Solving Diffusion equation with Convection

[PiRho31416]

The problem is as follows:
$$\frac{\partial u}{\partial t}=k\frac{\partial^{2}u}{\partial x^{2}}+c\frac{\partial u}{\partial x},$$

$$-\infty<x<\infty$$

$$u(x,0)=f(x)$$

Fourier Transform is defined as:

$$F(\omega)=\frac{1}{2\pi}\int_{-\infty}^{\infty}f(x)e^{i\omega x}dx$$

So, I took the Fourier Transform which brought me to

$$\frac{\partial F}{\partial t}=-\omega^{2}F-ci\omega F=-F(\omega^{2}+ci\omega)$$

Solving the first order differential equation brought me to

$$F(\omega)=e^{-\frac{1}{6}(3ic+2\omega)\omega^{2}}$$

When I try to integrate using the inverse Fourier transform

$$f(x)=\int_{-\infty}^{\infty}F(\omega)e^{-i\omega x}\, d\omega$$

I get stuck. Did I do the steps right?

 

[JJacquelin]

As usual, it is not dificult to find particular solutions and more general solution of the PDE.
The real difficulty is encountered when we have to fit the general solution to the boundary conditions so that the solution of the problem should be derived.
In the present wording, the bondary condition is specified by a function f(x) which is not explicit.

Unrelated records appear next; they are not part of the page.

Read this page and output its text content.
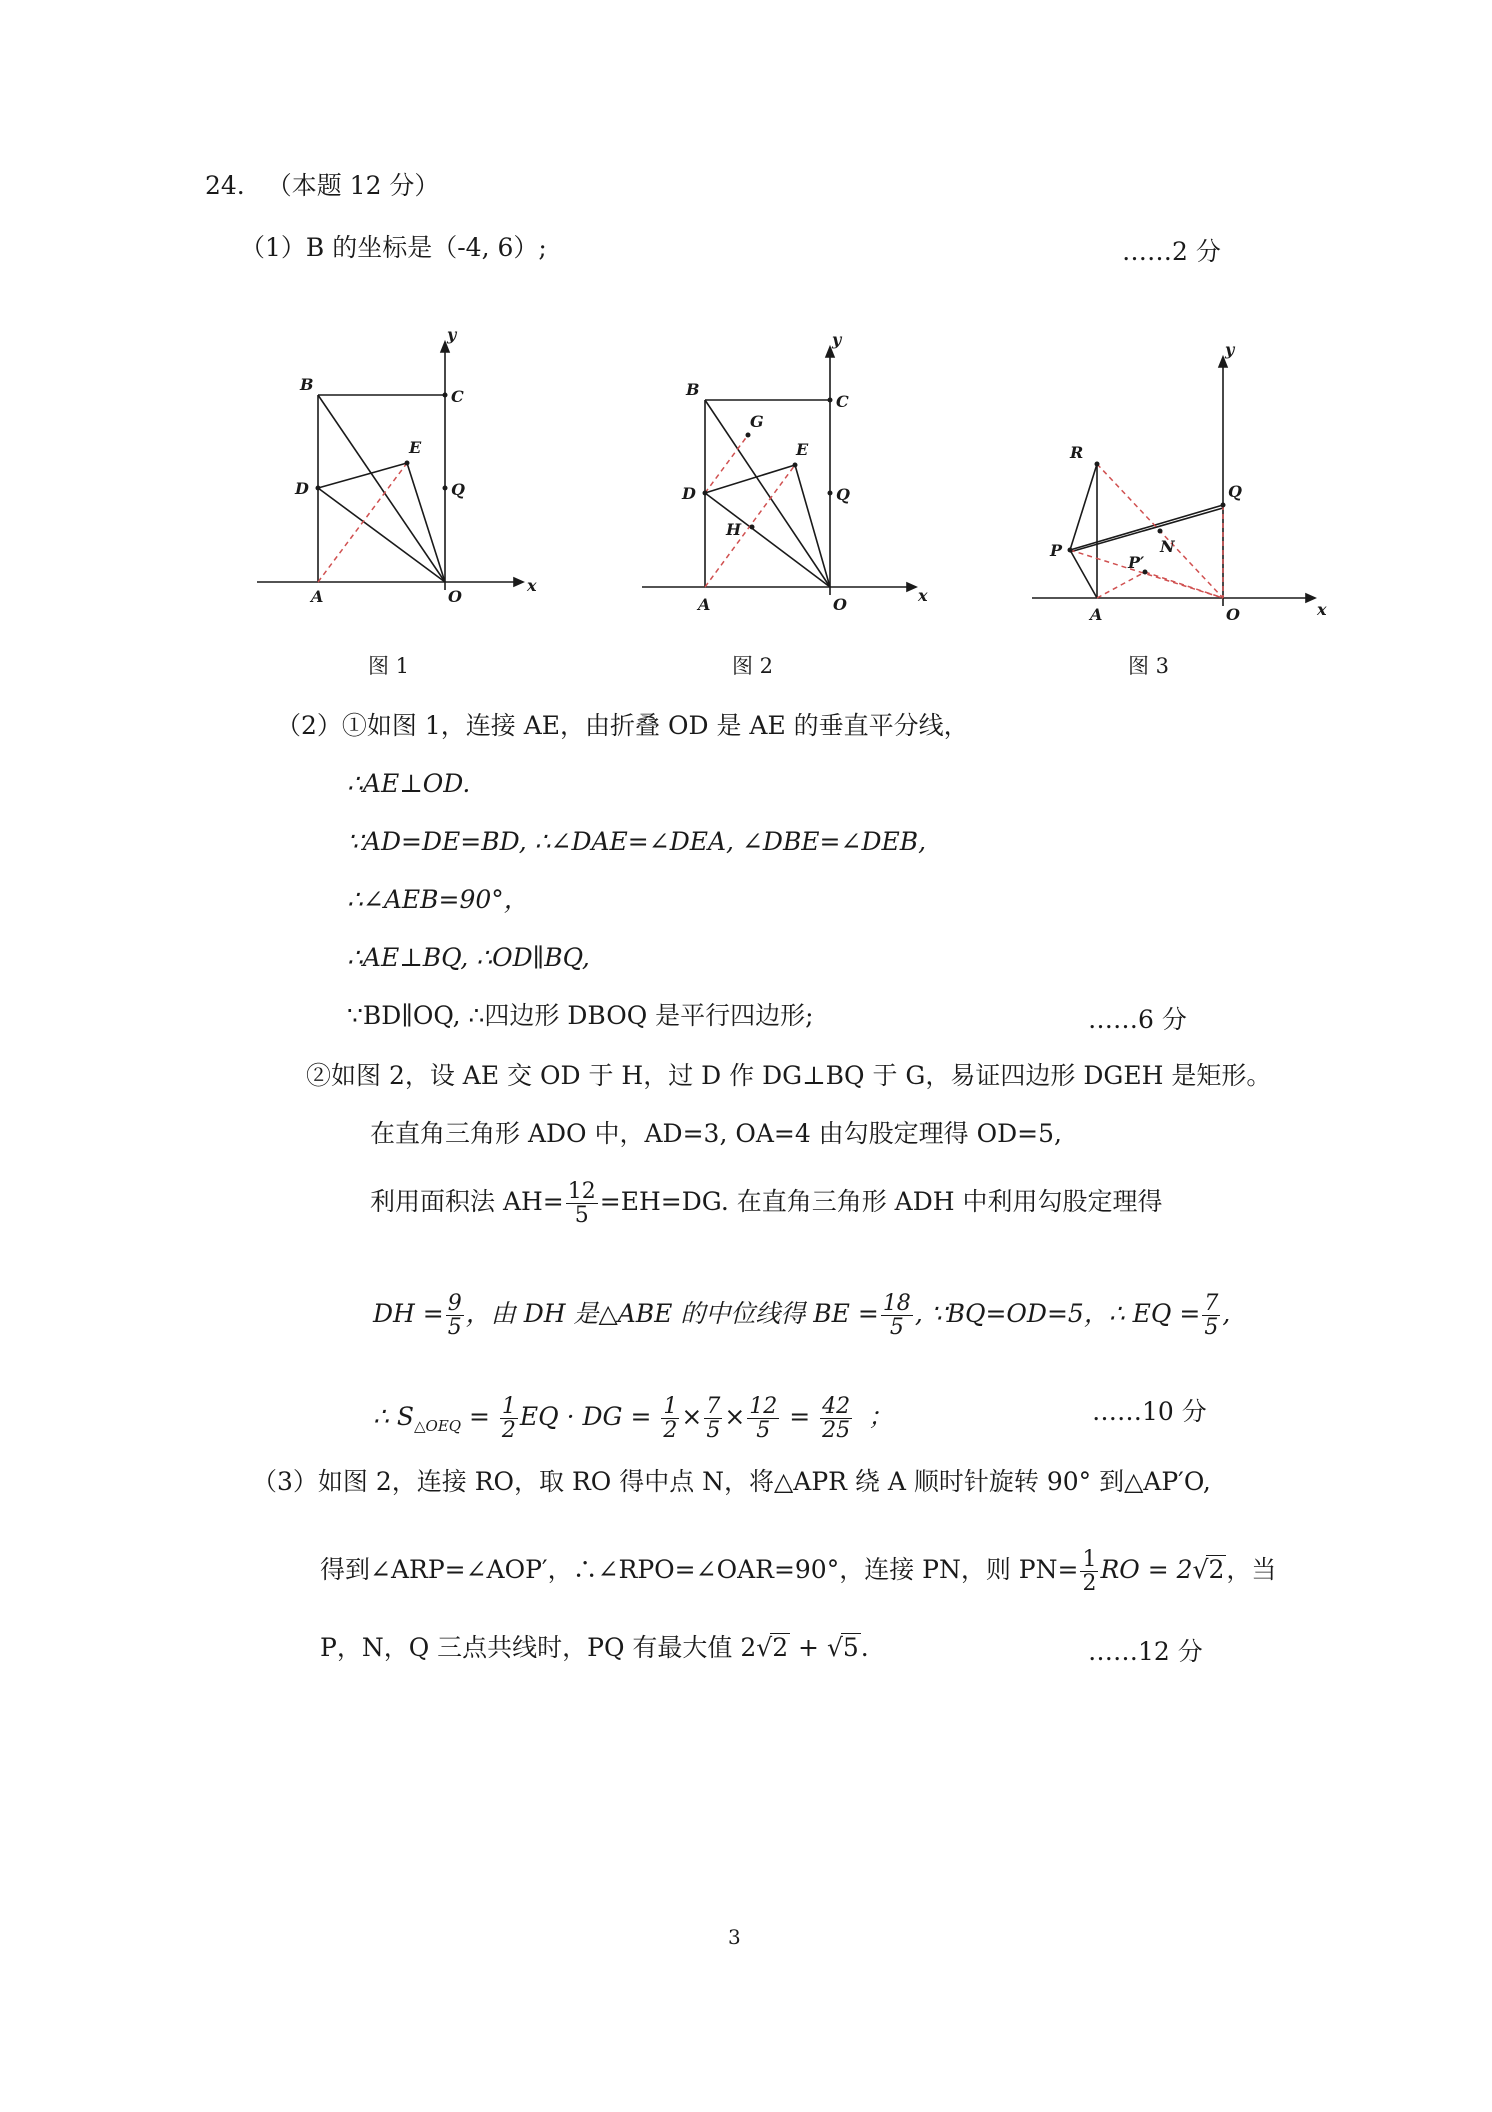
24. （本题 12 分）
（1）B 的坐标是（-4, 6）;	……2 分
y
x
B
C
E
D	Q
A	O
图 1
y
x
B
C
G
E
D	Q
H
A	O
图 2
y
x
R
Q
P	N
P′
A	O
图 3
（2）①如图 1，连接 AE，由折叠 OD 是 AE 的垂直平分线，
∴AE⊥OD.
∵AD=DE=BD, ∴∠DAE=∠DEA, ∠DBE=∠DEB,
∴∠AEB=90°，
∴AE⊥BQ, ∴OD∥BQ,
∵BD∥OQ, ∴四边形 DBOQ 是平行四边形;	……6 分
②如图 2，设 AE 交 OD 于 H，过 D 作 DG⊥BQ 于 G，易证四边形 DGEH 是矩形。
在直角三角形 ADO 中，AD=3, OA=4 由勾股定理得 OD=5,
利用面积法 $AH= \frac{12}{5} =EH=DG$. 在直角三角形 ADH 中利用勾股定理得
DH = $\frac{9}{5}$ ，由 DH 是△ABE 的中位线得 BE = $\frac{18}{5}$ , ∵BQ=OD=5，∴ EQ = $\frac{7}{5}$ ,
∴ $S_{\triangle OEQ} = \frac{1}{2}$ EQ · DG = $\frac{1}{2} \times \frac{7}{5} \times \frac{12}{5} = \frac{42}{25}$ ；	……10 分
（3）如图 2，连接 RO，取 RO 得中点 N，将△APR 绕 A 顺时针旋转 90° 到△AP′O,
得到∠ARP=∠AOP′，∴∠RPO=∠OAR=90°，连接 PN，则 $PN= \frac{1}{2}$ RO = 2√2，当
P，N，Q 三点共线时，PQ 有最大值 2√2 + √5.	……12 分
3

So, we cannot say if the problem can be analytically solved.

 

[jmk9]

I had a similar equation which I would like to solve but with variable coefficients; I have produced a solution which I feel is wrong and have posted it - twice - but nobody seemed to be willing to offer their insight.

Anyway, significant progress can be made for your problem with Fourier transforms, since c and k are constants.

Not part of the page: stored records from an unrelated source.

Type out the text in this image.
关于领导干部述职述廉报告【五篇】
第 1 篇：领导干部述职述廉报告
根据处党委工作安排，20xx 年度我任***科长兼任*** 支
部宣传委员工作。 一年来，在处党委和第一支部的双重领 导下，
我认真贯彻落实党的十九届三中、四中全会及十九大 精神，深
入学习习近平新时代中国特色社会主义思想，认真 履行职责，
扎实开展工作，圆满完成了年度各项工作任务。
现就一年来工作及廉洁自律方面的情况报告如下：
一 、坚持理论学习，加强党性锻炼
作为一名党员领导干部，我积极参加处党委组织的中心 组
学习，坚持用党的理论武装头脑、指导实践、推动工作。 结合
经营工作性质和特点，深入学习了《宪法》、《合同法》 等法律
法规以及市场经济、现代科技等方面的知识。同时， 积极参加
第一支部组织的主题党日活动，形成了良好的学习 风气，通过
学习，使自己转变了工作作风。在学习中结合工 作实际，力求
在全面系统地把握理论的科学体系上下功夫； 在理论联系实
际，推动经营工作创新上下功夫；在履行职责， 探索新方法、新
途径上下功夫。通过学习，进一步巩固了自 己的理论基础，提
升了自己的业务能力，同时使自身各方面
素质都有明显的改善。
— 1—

Given the original equation

$$\frac{\partial{u(x,t)}}{\partial{t}}=k\frac{\partial^2{u(x,t)}}{\partial{x^2}}+c\frac{\partial{u(x,t)}}{\partial{x}}$$

taking the f.t. in the space dimension and canceling out any shared factors you obtain

$$\frac{\partial{U(\omega,t)}}{\partial{t}}=-k\omega^2U(\omega,t)+ic\omega U(\omega,t)$$

which when solved results to

$$U(\omega,t)=U(\omega,0)e^{-(k\omega^2-ic\omega)t}$$

so, assuming you can determine

$$U(\omega,0)=\int{u(x,0)e^{-i\omega x}dx}$$

the solution will be given by

$$u(x,t)=\frac{1}{2\pi}\int{U(\omega,0) e^{-kt(\omega^2-\frac{i(c+x)\omega}{k})} d\omega}$$

I believe this is correct. What is your f(x)? If you can expand U(w,0) in powers of w then you can complete the square in the exponential and solve the resulting gaussian integrals.
If anyone can spot any horrible mistakes in the above, please shout

 

[JJacquelin]

If anyone can spot any horrible mistakes in the above, please shout

Only a very, very small shout for a mistake at the end.

 

[blue_raver22]

I cannot provide a definitive response without fully understanding the context and assumptions of the problem. However, I can offer some general thoughts and suggestions.

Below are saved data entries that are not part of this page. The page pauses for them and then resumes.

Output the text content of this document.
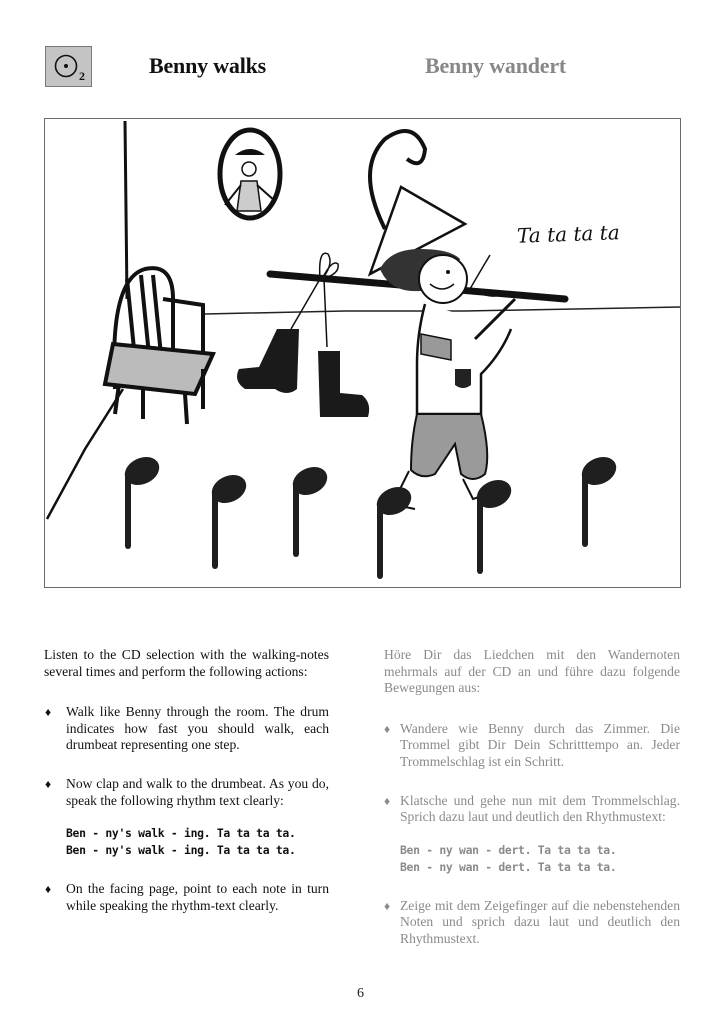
2	Benny walks	Benny wandert
Ta ta ta ta

Listen to the CD selection with the walking-notes several times and perform the following actions:

♦ Walk like Benny through the room. The drum indicates how fast you should walk, each drumbeat representing one step.

♦ Now clap and walk to the drumbeat. As you do, speak the following rhythm text clearly:

Ben - ny's walk - ing. Ta ta ta ta.
Ben - ny's walk - ing. Ta ta ta ta.
♦ On the facing page, point to each note in turn while speaking the rhythm-text clearly.

Höre Dir das Liedchen mit den Wandernoten mehrmals auf der CD an und führe dazu folgende Bewegungen aus:

♦ Wandere wie Benny durch das Zimmer. Die Trommel gibt Dir Dein Schritttempo an. Jeder Trommelschlag ist ein Schritt.

♦ Klatsche und gehe nun mit dem Trommelschlag. Sprich dazu laut und deutlich den Rhythmustext:

Ben - ny wan - dert. Ta ta ta ta.
Ben - ny wan - dert. Ta ta ta ta.
♦ Zeige mit dem Zeigefinger auf die nebenstehenden Noten und sprich dazu laut und deutlich den Rhythmustext.

6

Firstly, it seems like you have correctly applied the Fourier transform to the diffusion equation with convection. This is a common approach in solving partial differential equations, as it can simplify the equation and make it more manageable.

However, it is important to note that the Fourier transform is only applicable to linear problems, and it may not be appropriate for non-linear diffusion equations. Additionally, the boundary conditions and initial conditions must also be taken into consideration when applying the Fourier transform. It is possible that these factors may be causing difficulties in your integration step.

If you are stuck on the integration step, it may be helpful to consult with a colleague or a textbook for guidance. You can also try using numerical methods to approximate the solution, such as finite differences or finite element methods.

In summary, while your steps may be correct, it is important to carefully consider all aspects of the problem and to seek out additional resources or assistance if necessary.